Integration of the Square Root of a^2+x^2
In this tutorial we shall derive the integration of the square root of a^2+x^2, and solve this integration with the help of the integration by parts methods.
The integral of $$\sqrt {{a^2} + {x^2}} $$ is of the form
\[\int {\sqrt {{a^2} + {x^2}} dx} = \frac{{x\sqrt {{a^2} + {x^2}} }}{2} + \frac{{{a^2}}}{2}{\sinh ^{ – 1}}\left( {\frac{x}{a}} \right) + c\]
OR
\[\int {\sqrt {{a^2} + {x^2}} dx} = \frac{{x\sqrt {{a^2} + {x^2}} }}{2} + \frac{{{a^2}}}{2}\ln \left[ {x + \sqrt {{a^2} + {x^2}} } \right] + c\]
This integral can be written as
\[I = \int {\sqrt {{a^2} + {x^2}} \cdot 1dx} \]
Here the first function is $$\sqrt {{a^2} + {x^2}} $$ and the second function is $$1$$
\[I = \int {\sqrt {{a^2} + {x^2}} \cdot 1dx} \,\,\,\,{\text{ – – – }}\left( {\text{i}} \right)\]
Using the formula for integration by parts, we have
\[\int {\left[ {f\left( x \right)g\left( x \right)} \right]dx = f\left( x \right)\int {g\left( x \right)dx – \int {\left[ {\frac{d}{{dx}}f\left( x \right)\int {g\left( x \right)dx} } \right]dx} } } \]

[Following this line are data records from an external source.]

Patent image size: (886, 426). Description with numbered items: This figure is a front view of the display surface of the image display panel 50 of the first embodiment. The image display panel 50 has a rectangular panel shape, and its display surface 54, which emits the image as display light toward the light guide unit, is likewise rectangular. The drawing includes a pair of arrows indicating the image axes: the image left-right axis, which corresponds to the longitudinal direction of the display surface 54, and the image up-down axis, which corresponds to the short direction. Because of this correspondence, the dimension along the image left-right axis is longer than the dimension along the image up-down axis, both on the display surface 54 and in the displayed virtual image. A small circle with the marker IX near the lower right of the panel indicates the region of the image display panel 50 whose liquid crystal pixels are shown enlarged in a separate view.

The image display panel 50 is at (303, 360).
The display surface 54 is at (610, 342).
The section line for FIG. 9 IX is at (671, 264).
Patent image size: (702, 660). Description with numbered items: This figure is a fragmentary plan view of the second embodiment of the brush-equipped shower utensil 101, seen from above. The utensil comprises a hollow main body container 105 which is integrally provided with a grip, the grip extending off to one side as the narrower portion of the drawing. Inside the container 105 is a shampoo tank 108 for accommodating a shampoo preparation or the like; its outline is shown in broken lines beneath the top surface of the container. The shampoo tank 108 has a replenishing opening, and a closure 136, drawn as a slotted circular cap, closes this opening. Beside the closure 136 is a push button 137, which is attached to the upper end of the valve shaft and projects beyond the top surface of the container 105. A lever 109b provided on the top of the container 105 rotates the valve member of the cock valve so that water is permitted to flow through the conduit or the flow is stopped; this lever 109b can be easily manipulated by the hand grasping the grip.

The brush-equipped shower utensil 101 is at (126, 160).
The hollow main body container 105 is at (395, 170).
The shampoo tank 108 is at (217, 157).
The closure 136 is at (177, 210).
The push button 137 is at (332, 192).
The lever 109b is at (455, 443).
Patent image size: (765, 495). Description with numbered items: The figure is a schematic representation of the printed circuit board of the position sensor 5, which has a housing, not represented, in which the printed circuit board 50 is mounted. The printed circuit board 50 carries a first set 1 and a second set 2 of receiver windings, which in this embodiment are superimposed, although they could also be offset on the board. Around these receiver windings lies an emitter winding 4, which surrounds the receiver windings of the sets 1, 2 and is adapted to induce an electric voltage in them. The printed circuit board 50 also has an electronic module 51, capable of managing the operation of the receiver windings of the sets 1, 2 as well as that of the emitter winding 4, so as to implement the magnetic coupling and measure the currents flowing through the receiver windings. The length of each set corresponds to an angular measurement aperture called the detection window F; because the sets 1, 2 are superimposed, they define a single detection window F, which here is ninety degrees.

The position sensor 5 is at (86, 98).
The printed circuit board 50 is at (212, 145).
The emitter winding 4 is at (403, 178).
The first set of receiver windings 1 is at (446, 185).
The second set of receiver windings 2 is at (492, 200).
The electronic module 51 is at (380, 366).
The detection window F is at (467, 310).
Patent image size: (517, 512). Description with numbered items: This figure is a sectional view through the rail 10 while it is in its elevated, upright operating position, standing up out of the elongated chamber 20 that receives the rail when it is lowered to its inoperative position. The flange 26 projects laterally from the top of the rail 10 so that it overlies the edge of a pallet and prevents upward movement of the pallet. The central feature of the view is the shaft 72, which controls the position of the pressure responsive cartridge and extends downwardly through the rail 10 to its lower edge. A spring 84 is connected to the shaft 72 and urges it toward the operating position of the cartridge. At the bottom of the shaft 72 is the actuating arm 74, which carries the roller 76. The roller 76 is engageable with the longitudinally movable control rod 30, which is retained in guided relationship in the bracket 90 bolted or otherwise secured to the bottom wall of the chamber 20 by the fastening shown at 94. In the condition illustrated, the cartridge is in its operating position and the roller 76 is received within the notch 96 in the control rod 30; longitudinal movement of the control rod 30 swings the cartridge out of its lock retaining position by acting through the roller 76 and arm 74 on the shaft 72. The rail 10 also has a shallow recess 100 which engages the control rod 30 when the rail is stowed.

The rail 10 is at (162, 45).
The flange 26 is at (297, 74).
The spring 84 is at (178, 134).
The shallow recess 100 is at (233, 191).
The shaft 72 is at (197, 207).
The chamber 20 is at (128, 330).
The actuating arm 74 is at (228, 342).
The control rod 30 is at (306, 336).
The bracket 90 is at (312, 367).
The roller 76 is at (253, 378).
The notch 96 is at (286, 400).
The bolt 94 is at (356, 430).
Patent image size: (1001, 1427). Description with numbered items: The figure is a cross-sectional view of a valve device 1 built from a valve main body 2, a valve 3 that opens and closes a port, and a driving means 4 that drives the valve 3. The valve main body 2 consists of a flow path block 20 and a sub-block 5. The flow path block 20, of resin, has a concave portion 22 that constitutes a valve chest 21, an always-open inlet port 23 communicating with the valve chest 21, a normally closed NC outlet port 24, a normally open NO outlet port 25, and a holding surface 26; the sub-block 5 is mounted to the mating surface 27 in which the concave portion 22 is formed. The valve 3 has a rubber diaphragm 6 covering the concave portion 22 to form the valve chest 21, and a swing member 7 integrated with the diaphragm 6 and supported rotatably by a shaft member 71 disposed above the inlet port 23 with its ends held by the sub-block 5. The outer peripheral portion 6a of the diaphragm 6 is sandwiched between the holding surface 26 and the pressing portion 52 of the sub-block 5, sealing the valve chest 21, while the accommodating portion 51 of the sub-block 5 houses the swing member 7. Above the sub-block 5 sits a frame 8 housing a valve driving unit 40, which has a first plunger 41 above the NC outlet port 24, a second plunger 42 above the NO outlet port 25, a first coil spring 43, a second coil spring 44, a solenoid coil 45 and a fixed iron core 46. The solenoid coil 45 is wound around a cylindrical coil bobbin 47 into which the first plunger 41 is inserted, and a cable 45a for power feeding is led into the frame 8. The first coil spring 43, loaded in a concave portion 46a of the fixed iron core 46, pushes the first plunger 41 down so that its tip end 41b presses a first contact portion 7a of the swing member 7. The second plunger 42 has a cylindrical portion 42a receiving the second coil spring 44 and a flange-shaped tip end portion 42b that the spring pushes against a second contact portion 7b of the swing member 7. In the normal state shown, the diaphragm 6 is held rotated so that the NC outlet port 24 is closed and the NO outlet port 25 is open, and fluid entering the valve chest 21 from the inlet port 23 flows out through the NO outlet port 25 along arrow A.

Using the formula above, equation (i) becomes
\[\begin{gathered} I = \sqrt {{a^2} + {x^2}} \int {1dx – \int {\left[ {\frac{d}{{dx}}\sqrt {{a^2} + {x^2}} \left( {\int {1dx} } \right)} \right]} dx} \\ \Rightarrow I = x\sqrt {{a^2} + {x^2}} – \int {\frac{{ – {a^2} + {a^2} + {x^2}}}{{\sqrt {{a^2} + {x^2}} }}} dx \\ \Rightarrow I = x\sqrt {{a^2} + {x^2}} – \int {\frac{{ – {a^2}}}{{\sqrt {{a^2} + {x^2}} }}} dx – \int {\frac{{{a^2} + {x^2}}}{{\sqrt {{a^2} + {x^2}} }}dx} \\ \Rightarrow I = x\sqrt {{a^2} + {x^2}} + {a^2}\int {\frac{1}{{\sqrt {{a^2} + {x^2}} }}} dx – \int {\sqrt {{a^2} + {x^2}} dx} \\ \end{gathered} \]
Using the given integral $$I = \int {\sqrt {{a^2} + {x^2}} } dx$$, we get
\[\begin{gathered} I = x\sqrt {{a^2} + {x^2}} + {a^2}{\sinh ^{ – 1}}\left( {\frac{x}{a}} \right) – I + c \\ \Rightarrow I + I = x\sqrt {{a^2} + {x^2}} + {a^2}{\sinh ^{ – 1}}\left( {\frac{x}{a}} \right) + c \\ \Rightarrow 2I = x\sqrt {{a^2} + {x^2}} + {a^2}{\sinh ^{ – 1}}\left( {\frac{x}{a}} \right) + c \\ \Rightarrow I = \frac{{x\sqrt {{a^2} + {x^2}} }}{2} + \frac{{{a^2}}}{2}{\sinh ^{ – 1}}\left( {\frac{x}{a}} \right) + c \\ \Rightarrow \int {\sqrt {{a^2} + {x^2}} dx} = \frac{{x\sqrt {{a^2} + {x^2}} }}{2} + \frac{{{a^2}}}{2}{\sinh ^{ – 1}}\left( {\frac{x}{a}} \right) + c \\ \end{gathered} \]
But using the relation $${\sinh ^{ – 1}}x = \ln \left( {x + \sqrt {{x^2} + 1} } \right)$$ and since we know that $${\sinh ^{ – 1}}\left( {\frac{x}{a}} \right) = \ln \left( {x + \sqrt {{x^2} + {a^2}} } \right)$$, we have
\[ \Rightarrow \int {\sqrt {{a^2} + {x^2}} dx} = \frac{{x\sqrt {{a^2} + {x^2}} }}{2} + \frac{{{a^2}}}{2}\ln \left( {x + \sqrt {{x^2} + {a^2}} } \right) + c\]
umit
July 15 @ 9:27 pm
why sinh^-1 (x/a)= In (x+sqrt(x^2+a^2) ? I found In(x+sqrt(x^2+a^2)/a)
yCombinator
June 19 @ 9:45 am
It is not the value of sin^-1(x/a) nor (1/a).tan^-1(x/a) that you are confused about, rather an algebraic problem in itself, to solve which, you make use of trignometric substitutions which you might have learned earlier. basically you put x = atan(x) for the form int(sqrt(a^2 ^x^2)) and simply the expression to a form we can use basic proven trig functions’ integrals. Intuition of pythagorean theorem is being comes handy here!